Mit rund einem Jahr Verzögerung haben Aufseher die Banken in Europa einem umfassen Belastungstest unterzogen. Am Freitagabend will die europäische Bankenbehörde EBA ihre Ergebnisse veröffentlichen. Experten rechnen bei den meisten Instituten mit einem soliden Abschneiden. Die EU-Bankenwächter untersuchten, wie widerstandsfähig die Institute wären, falls sich die Corona-Krise bei anhaltenden Niedrig- oder Negativzinsen verschärfen würde. Einen ersten Hinweis auf die Ergebnisse lieferte vergangene Woche die Europäische Zentralbank (EZB). Sie erlaubte den Banken der Euro-Zone ab Oktober wieder Dividendenzahlungen ohne Einschränkungen. Die EBA wollte den Stresstest ursprünglich 2020 auflegen, verschob ihn dann aber wegen der Corona-Krise.

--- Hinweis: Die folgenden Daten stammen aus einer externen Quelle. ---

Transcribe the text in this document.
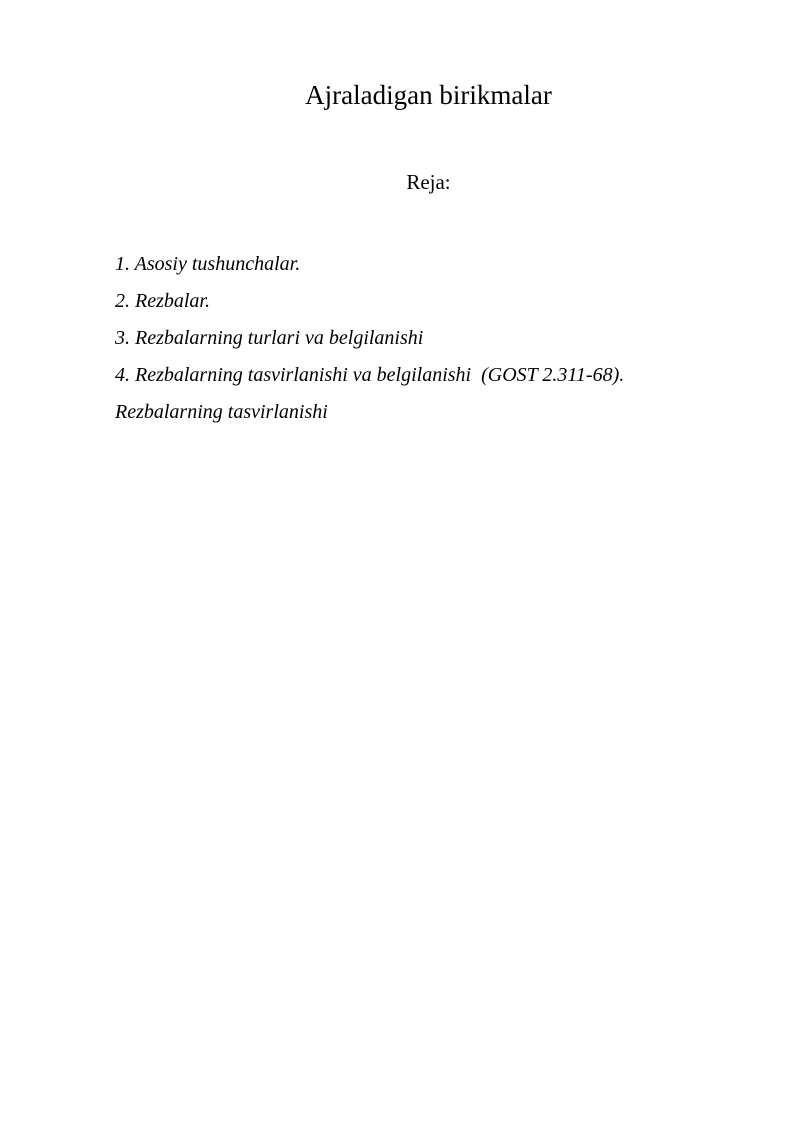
Ajraladigan birikmalar
Reja:
1. Asosiy tushunchalar.
2. Rezbalar.
3. Rezbalarning turlari va belgilanishi
4. Rezbalarning tasvirlanishi va belgilanishi  (GOST 2.311-68).
Rezbalarning tasvirlanishi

„Ich glaube, dass man insgesamt unter Beweis stellen wird, dass man krisenfest ist“, erwartet LBBW-Analyst Christian Götz. „Die geäußerten Befürchtungen, dass es eine Finanzkrise 2.0 geben werde, dürften ad acta gelegt werden.“ Der Banken-Experte rechnet allerdings damit, dass diesmal im Schnitt größere Eigenkapitalabschläge zu sehen sind als beim letzten Stresstest. Marco Troiano von der Ratingagentur Scope erwartet nur vereinzelte Problemfälle: „Die Resultate des Stresstests werden dabei helfen, etwas von der gebliebenen Unsicherheit bezüglich der Kapitalpositionen der europäischen Banken zu zerstreuen.“
Zu den 50 Banken, die getestet wurden, gehörten auch sieben deutsche Institute. Neben der Deutschen Bank sind das die Volkswagen Bank, die Landesbank Hessen-Thüringen (Helaba), die Landesbank Baden-Württemberg (LBBW), die DZ Bank, die Commerzbank und die Bayerische Landesbank. Insgesamt sind 38 der größten Banken aus dem Euro-Raum im Rahmen des EBA-Tests geprüft worden. Britische Banken sind nach dem Brexit zum ersten Mal nicht dabei. Parallel dazu hat die Europäische Zentralbank 51 zumeist kleinere Institute, die nicht Teil der EBA-Stichprobe sind, einem eigenen Stresstest unterzogen.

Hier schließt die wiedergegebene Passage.